6. § 56 Abs. 1 Z 3 lautet:

         „3. an Interventionsstellen (§ 25 Abs. 3) sowie Gewaltinterventionszentren (§ 25 Abs. 4), soweit dies zum Schutz gefährdeter Menschen oder zur Gewaltpräventionsberatung erforderlich ist, wobei nur die Dokumentation (§ 38a Abs. 6) und die darin enthaltenen personenbezogenen Daten zu übermitteln sind;“

7. § 56 Abs. 1 Z 8 lautet:

         „8. im Fall einer Anordnung eines Betretungs- und Annäherungsverbots gemäß § 38a Abs. 1, wenn der Gefährdete minderjährig ist, an jene Menschen, in deren Obhut er sich regelmäßig befindet. Zu übermitteln sind ausschließlich der Name des Gefährders sowie die Dauer des Verbots und die Information über eine allfällige Aufhebung desselben;“

8. Dem § 56 Abs. 1 wird folgende Z 9 angefügt:

         „9. an die Teilnehmer einer sicherheitspolizeilichen Fallkonferenz (§ 22 Abs. 2 letzter Satz). Die Teilnehmer sind – sofern sie nicht ohnehin der Amtsverschwiegenheit unterliegen – zur vertraulichen Behandlung der Daten verpflichtet; darüber sind sie zu informieren.“

9. In § 58c werden das Wort „Betretungsverbot“ durch die Wortfolge „Betretungs- und Annäherungsverbot“, der Verweis „§ 38a Abs. 6“ durch den Verweis „§ 38a Abs. 7“ sowie jeweils die Wortfolge „ein Jahr“ durch die Wortfolge „drei Jahre“ ersetzt.
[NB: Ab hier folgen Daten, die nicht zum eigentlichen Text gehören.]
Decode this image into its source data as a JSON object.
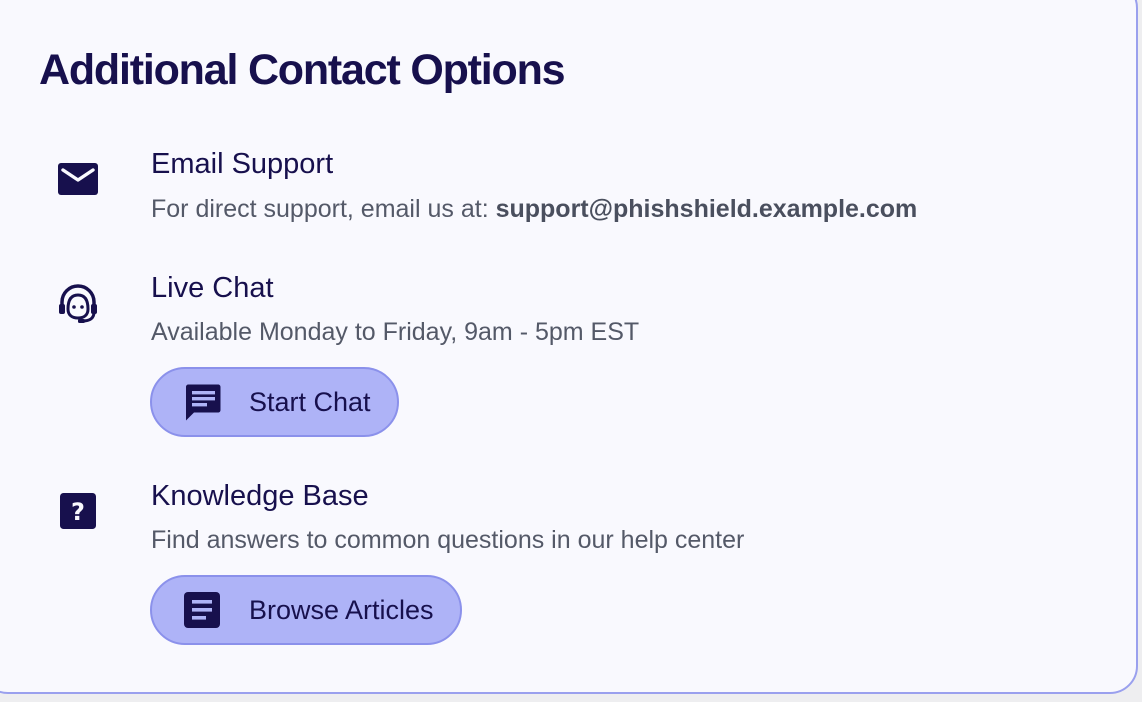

10. § 84 Abs. 1 Z 2 lautet:

         „2. einer Verpflichtung gemäß § 56 Abs. 1 Z 9 zur vertraulichen Behandlung personenbezogener Daten zuwiderhandelt oder“

11. Dem § 84 Abs. 1 Z 7 wird ein Beistrich angefügt.

12. In § 84 Abs. 1 werden im Schlussteil die Zahl „500“ durch die Zahl „1 000“, die Zahl „2 300“ durch die Zahl „4 600“, das Wort „Freiheitsstrafe“ durch das Wort „Ersatzfreiheitsstrafe“ sowie das Wort „zwei“ durch das Wort „vier“ ersetzt.

13. In § 84 Abs. 1a entfallen die Wortfolge „einer präventiven Rechtsaufklärung nach § 38a Abs. 6a,“ sowie der Verweis „§ 38a Abs. 6a,“ und es werden die Zahl „500“ durch die Zahl „1 000“, die Zahl „2 300“ durch die Zahl „4 600“ sowie das Wort „zwei“ durch das Wort „vier“ ersetzt.

14. In § 84 wird nach Abs. 1a folgender Abs. 1b eingefügt:

„(1b) Ein Gefährder (§ 38a), der

           1. den vom Betretungsverbot gemäß § 38a Abs. 1 umfassten Bereich betritt,

           2. sich trotz Annäherungsverbots nach § 38a einem Gefährdeten annähert,

           3. einer Verpflichtung gemäß § 38a Abs. 8 zur Kontaktaufnahme mit einem Gewaltinterventionszentrum oder zur (aktiven) Teilnahme an einer Gewaltpräventionsberatung nicht nachkommt,

begeht eine Verwaltungsübertretung und ist mit Geldstrafe bis zu 2 500 Euro, im Wiederholungsfall mit Geldstrafe bis zu 5 000 Euro, im Falle ihrer Uneinbringlichkeit mit Ersatzfreiheitsstrafe bis zu sechs Wochen, zu bestrafen.“

15. In § 84 Abs. 2 wird nach der Wortfolge „Verwaltungsübertretung gemäß Abs. 1“ die Wendung „oder 1b“ eingefügt.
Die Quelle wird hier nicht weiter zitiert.